Bonpflicht: SPD-Politikerin Meri Uhlig stellt sich der Kritik des Knittlinger Bäckers

22. Januar 2020 , 10:00 Uhr

Karlsruhe (cmk) Martin Reinhardt sorgte vor rund zwei Wochen für Aufsehen in der Region. Der Bäcker aus Knittlingen sammelte in seinen eigenen vier Bäckereifilialen die Kassenbons, um sie dann an FDP-Politiker Prof. Dr. Erik Schweickert weiterzugeben.
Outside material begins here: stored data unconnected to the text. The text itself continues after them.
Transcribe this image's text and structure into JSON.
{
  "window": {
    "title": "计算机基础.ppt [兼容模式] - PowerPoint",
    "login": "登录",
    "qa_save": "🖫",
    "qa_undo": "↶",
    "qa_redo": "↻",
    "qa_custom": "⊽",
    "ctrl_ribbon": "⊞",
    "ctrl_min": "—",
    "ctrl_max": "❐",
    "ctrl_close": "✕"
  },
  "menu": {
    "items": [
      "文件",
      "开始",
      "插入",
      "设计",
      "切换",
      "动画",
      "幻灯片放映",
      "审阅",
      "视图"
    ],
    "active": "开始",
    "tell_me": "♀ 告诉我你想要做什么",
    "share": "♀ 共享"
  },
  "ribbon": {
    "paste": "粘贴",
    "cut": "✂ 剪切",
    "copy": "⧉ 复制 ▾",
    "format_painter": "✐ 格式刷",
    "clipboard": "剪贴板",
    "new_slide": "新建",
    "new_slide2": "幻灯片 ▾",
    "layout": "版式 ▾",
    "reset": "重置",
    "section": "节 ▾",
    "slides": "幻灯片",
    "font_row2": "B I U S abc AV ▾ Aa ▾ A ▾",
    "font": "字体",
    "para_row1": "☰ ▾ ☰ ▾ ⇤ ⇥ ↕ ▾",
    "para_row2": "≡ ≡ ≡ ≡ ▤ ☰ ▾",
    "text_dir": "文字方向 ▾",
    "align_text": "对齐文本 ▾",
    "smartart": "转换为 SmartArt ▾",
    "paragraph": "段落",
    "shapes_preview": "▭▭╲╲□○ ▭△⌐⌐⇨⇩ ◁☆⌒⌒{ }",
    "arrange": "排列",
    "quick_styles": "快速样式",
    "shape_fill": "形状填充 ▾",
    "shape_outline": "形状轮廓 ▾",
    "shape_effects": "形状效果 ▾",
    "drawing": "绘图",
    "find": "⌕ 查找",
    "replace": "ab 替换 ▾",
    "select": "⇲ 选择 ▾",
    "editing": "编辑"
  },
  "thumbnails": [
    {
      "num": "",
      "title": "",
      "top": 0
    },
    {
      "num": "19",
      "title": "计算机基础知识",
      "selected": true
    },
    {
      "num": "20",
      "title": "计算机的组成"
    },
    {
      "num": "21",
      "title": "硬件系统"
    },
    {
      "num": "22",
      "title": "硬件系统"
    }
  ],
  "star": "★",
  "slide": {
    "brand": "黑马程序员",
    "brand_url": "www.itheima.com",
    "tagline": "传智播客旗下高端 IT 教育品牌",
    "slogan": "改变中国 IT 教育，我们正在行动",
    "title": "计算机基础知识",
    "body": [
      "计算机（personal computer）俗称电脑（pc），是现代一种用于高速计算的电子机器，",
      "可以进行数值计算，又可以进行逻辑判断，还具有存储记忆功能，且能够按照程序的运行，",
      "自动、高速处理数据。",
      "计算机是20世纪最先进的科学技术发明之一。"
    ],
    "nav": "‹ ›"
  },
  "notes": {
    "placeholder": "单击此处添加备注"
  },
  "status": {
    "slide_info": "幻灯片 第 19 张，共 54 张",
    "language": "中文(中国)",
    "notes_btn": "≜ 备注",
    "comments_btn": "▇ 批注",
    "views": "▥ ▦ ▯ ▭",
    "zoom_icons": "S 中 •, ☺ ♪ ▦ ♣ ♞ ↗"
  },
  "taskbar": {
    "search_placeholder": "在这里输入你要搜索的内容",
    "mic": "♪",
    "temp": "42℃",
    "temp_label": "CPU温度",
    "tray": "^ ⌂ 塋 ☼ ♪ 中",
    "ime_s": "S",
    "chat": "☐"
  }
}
Damit wollte er auf die Problematik der Belegpflicht in der Praxis aufmerksam machen.

20.500 Belege für den Wirtschaftsausschuss

Schweickert versprach damals, die Belege an den Wirtschaftsausschuss des Landes Baden-Württemberg weiterzuleiten, auch er sprach sich gegen eine Belegpflicht in der jetzigen Form aus und forderte eine Bagatellgrenze von zehn Euro (wir berichteten). Die FDP-Fraktion wird am Mittwoch einen entsprechenden Änderungsantrag im Wirtschaftsausschuss einbringen. Eine andere Sichtweise auf das Gesetz, das bereits 2016 erlassen wurde, hat Meri Uhlig, Beisitzerin im Landesvorstand der SPD. Bei die neue welle KLARTEXT traf die Integrationsbeauftragte der Stadt Karlsruhe nun auf den Landesinnungsmeister für das Bäckerhandwerk und Obermeister der Bäckerinnung Nordschwarzwald, Martin Reinhardt.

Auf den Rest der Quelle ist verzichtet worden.